Les parents, l'entourage, les éducateurs ont un rôle essentiel dans l'organisation de cette offre, dans l'encouragement au dépassement de soi, dans la joie et l'émulation saine.
C'est pour toutes ces raisons que l'éducation à la santé, la valorisation des activités du sport mais aussi la lutte contre le dopage sont des priorités pour le Gouvernement.
La question est complexe. Les intervenants sont nombreux : sportifs, clubs, fédérations, médecins, organisations internationales.
Notre démarche dans ce domaine associe prévention et répression, autour de 4 axes :
améliorer la connaissance du phénomène en favorisant les études épidémiologiques,
organiser la surveillance médicale des sportifs,
améliorer l'information, l'éducation et la prévention en particulier chez les jeunes,
développer les contrôles et le dépistage du dopage.
Une partie de notre jeunesse reste victime d'une précarité qui s'accroît, de la fragilité du soutien que peuvent leur accorder certaines familles, de la montée de l'angoisse face à l'avenir de l'impact des média aussi.
Je sais que ces objectifs sont également partagés par de nombreux clubs et responsables sportifs. L'engagement dans ce domaine est important.
Ce sont les objectifs de la loi relative à la protection de la santé des sportifs et à la lutte contre le dopage adoptée par le Parlement en mars dernier, et dont vous avez discuté aujourd'hui.
mieux informer, mieux prévenir et mieux soigner,
mais aussi lutter à tous les niveaux contre le dopage.
Les mesures concrètes prévues par cette loi sont nombreuses :
l'obligation d'un contrôle médical préalable à la première délivrance d'une ordonnance sportive,
l'organisation d'une surveillance médicale particulière des sportifs de haut niveau,
la mise en place d'antennes médicales de lutte contre le dopage,
le renforcement des moyen de lutte contre les pourvoyeurs de substances dopantes,
enfin l'organisation des contrôles anti-dopage.

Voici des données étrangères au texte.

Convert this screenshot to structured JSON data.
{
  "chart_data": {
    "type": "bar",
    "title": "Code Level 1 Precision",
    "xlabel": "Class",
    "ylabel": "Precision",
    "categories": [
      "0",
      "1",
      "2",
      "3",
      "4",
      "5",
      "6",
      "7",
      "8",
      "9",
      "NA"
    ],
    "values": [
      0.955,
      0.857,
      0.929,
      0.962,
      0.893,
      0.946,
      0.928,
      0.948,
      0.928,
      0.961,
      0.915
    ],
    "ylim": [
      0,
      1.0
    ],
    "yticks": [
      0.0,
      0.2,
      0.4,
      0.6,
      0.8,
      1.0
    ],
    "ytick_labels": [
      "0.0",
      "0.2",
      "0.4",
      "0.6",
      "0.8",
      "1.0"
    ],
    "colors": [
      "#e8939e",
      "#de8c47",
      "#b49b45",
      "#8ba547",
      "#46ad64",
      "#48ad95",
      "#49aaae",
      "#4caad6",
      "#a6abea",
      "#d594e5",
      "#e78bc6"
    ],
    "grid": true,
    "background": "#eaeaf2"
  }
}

Les fédérations sportives sont dans ce dispositif des acteurs de premier plan. Elles organisent en particulier la surveillance de leurs athlètes, elle doivent aussi les entourer et rester vigilantes pour éviter toute dérive qu'elle soit collective ou individuelle.
Cette loi crée également -pour la première fois en France- une autorité administrative indépendante, le Conseil de prévention et de lutte contre le dopage- CPLD.
Composé de scientifiques, de représentations du milieu sportif et des représentants d'administrations, il a pour mission d'être une force de propositions pour la poursuite de cette politique.
Certes, il est illusoire de croire que ces efforts vont permettre de mettre fin aux pratiques de dopage, sans délai et de manière définitive.
Je suis persuadée que nous n'obtiendrons des résultats durables qu'en nous mobilisant tous ensemble pour retrouver les valeurs essentielles du sport auxquelles nous sommes attachées.
C'est ce que vous avez fait aujourd'hui, et je souhaite que des journées, comme celle d'aujourd'hui, soient régulièrement organisées.